I have an analyzer that analyzes to create redundant tokens. For instance:
Original string: "TokyoJapan Samurai"
After tokenizing-->
- "TokyoJapan"
- "Samurai"
After token filter--> - "tokyo", "japan", "tokyojapan"
- "samurai"
therefore, we get a total of 4 tokens ie ("tokyo", "japan", "tokyojapan", "samurai")
Now if i issue an ANDed match query using the same analyzer to match the string "OsakaJapan Samurai":
after token filter (just like above), the tokens generated should be-->
- "osaka", "japan", "osakajapan"
- "samurai"
However, this matches a field containing "TokyoJapan Samurai" as well.
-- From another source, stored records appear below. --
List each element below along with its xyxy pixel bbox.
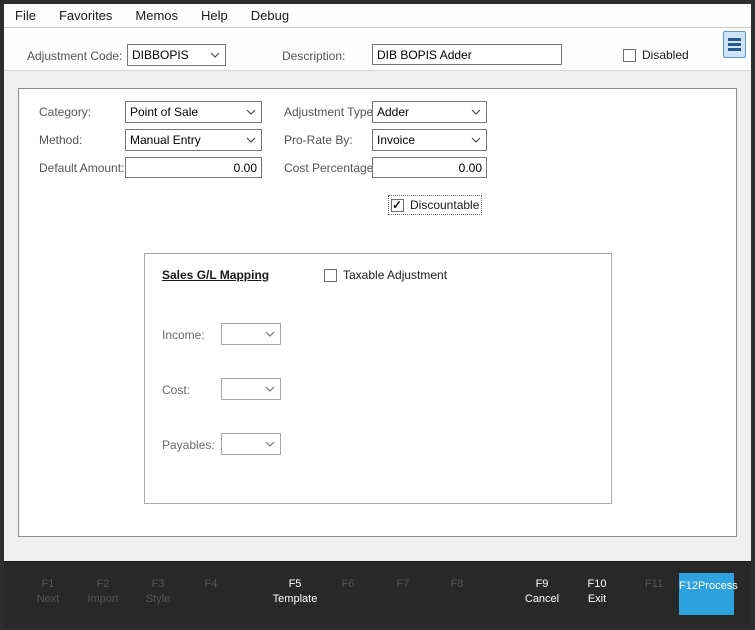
method-label: Method:: [39, 133, 82, 147]
menu-favorites[interactable]: Favorites: [52, 6, 119, 25]
income-select[interactable]: [221, 323, 281, 345]
menu-file[interactable]: File: [8, 6, 43, 25]
menu-debug[interactable]: Debug: [244, 6, 296, 25]
header-strip: Adjustment Code: DIBBOPIS Description: D…: [4, 28, 751, 71]
sales-gl-mapping-box: Sales G/L Mapping Taxable Adjustment Inc…: [144, 253, 612, 504]
description-label: Description:: [282, 49, 345, 63]
description-input[interactable]: [372, 44, 562, 65]
chevron-down-icon: [265, 331, 275, 337]
adjustment-code-select[interactable]: DIBBOPIS: [127, 44, 226, 66]
menu-help[interactable]: Help: [194, 6, 235, 25]
cost-label: Cost:: [162, 383, 190, 397]
adjustment-type-select[interactable]: Adder: [372, 101, 487, 123]
pro-rate-by-value: Invoice: [377, 133, 415, 147]
cost-select[interactable]: [221, 378, 281, 400]
discountable-checkbox-label: Discountable: [410, 198, 479, 212]
default-amount-input[interactable]: [125, 157, 262, 178]
chevron-down-icon: [246, 109, 256, 115]
chevron-down-icon: [265, 386, 275, 392]
method-select[interactable]: Manual Entry: [125, 129, 262, 151]
client-area: Category: Point of Sale Adjustment Type:…: [4, 71, 751, 561]
adjustment-code-label: Adjustment Code:: [27, 49, 122, 63]
chevron-down-icon: [265, 441, 275, 447]
fkey-f10-exit[interactable]: F10Exit: [565, 577, 629, 607]
pro-rate-by-label: Pro-Rate By:: [284, 133, 353, 147]
adjustment-type-value: Adder: [377, 105, 409, 119]
discountable-checkbox[interactable]: [391, 199, 404, 212]
chevron-down-icon: [246, 137, 256, 143]
discountable-checkbox-group[interactable]: Discountable: [391, 198, 479, 212]
fkey-f12-process-button[interactable]: F12Process: [679, 573, 734, 615]
fkey-f11: F11: [622, 577, 686, 592]
category-label: Category:: [39, 105, 91, 119]
function-key-bar: F1Next F2Import F3Style F4 F5Template F6…: [4, 561, 751, 626]
income-label: Income:: [162, 328, 205, 342]
method-value: Manual Entry: [130, 133, 201, 147]
hamburger-icon: [728, 38, 741, 41]
taxable-adjustment-checkbox-label: Taxable Adjustment: [343, 268, 447, 282]
payables-label: Payables:: [162, 438, 215, 452]
fkey-f8: F8: [425, 577, 489, 592]
app-window: File Favorites Memos Help Debug Adjustme…: [0, 0, 755, 630]
menu-bar: File Favorites Memos Help Debug: [4, 4, 751, 28]
cost-percentage-label: Cost Percentage:: [284, 161, 377, 175]
menu-memos[interactable]: Memos: [128, 6, 185, 25]
taxable-adjustment-checkbox-group[interactable]: Taxable Adjustment: [324, 268, 447, 282]
default-amount-label: Default Amount:: [39, 161, 124, 175]
disabled-checkbox-group[interactable]: Disabled: [623, 48, 689, 62]
chevron-down-icon: [471, 109, 481, 115]
sales-gl-mapping-title: Sales G/L Mapping: [162, 268, 269, 282]
payables-select[interactable]: [221, 433, 281, 455]
category-select[interactable]: Point of Sale: [125, 101, 262, 123]
pro-rate-by-select[interactable]: Invoice: [372, 129, 487, 151]
chevron-down-icon: [210, 52, 220, 58]
cost-percentage-input[interactable]: [372, 157, 487, 178]
chevron-down-icon: [471, 137, 481, 143]
disabled-checkbox[interactable]: [623, 49, 636, 62]
adjustment-form-panel: Category: Point of Sale Adjustment Type:…: [18, 88, 737, 537]
category-value: Point of Sale: [130, 105, 198, 119]
adjustment-type-label: Adjustment Type:: [284, 105, 377, 119]
adjustment-code-value: DIBBOPIS: [132, 48, 189, 62]
fkey-f4: F4: [179, 577, 243, 592]
disabled-checkbox-label: Disabled: [642, 48, 689, 62]
taxable-adjustment-checkbox[interactable]: [324, 269, 337, 282]
window-menu-button[interactable]: [723, 31, 746, 58]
The reason is that even with the AND for match queries, it is internally looking for:
MATCH any of tokens generated in (1) ie ("osaka" OR "japan" OR "osakajapan")
AND any of tokens generated in (2) ie ("samurai")
ie ("osaka" OR "japan" OR "osakajapan") AND ("samurai")
I would have ideally liked it to be:
MATCH (("osaka" and "japan") OR "osakajapan") AND "samurai"
This way the following docs would have matched/notmatched -->
- "OsakaJapan Samurai" -matches obviously
- "osakAjapan Samurai" - matches only because osakajapan matches, and not because "osak" "Ajapan" exists
- "Osaka Samurai" - matches because 'osaka' and 'samurai' match.
- "TokyoJapan samurai" -- doesnt match because neither (tokyo and japan) nor (tokyojapan) match.
Any idea how I can achieve this behavior?
I believe I'd have to use a different search analyzer from the indexing analyzer, but I may be wrong.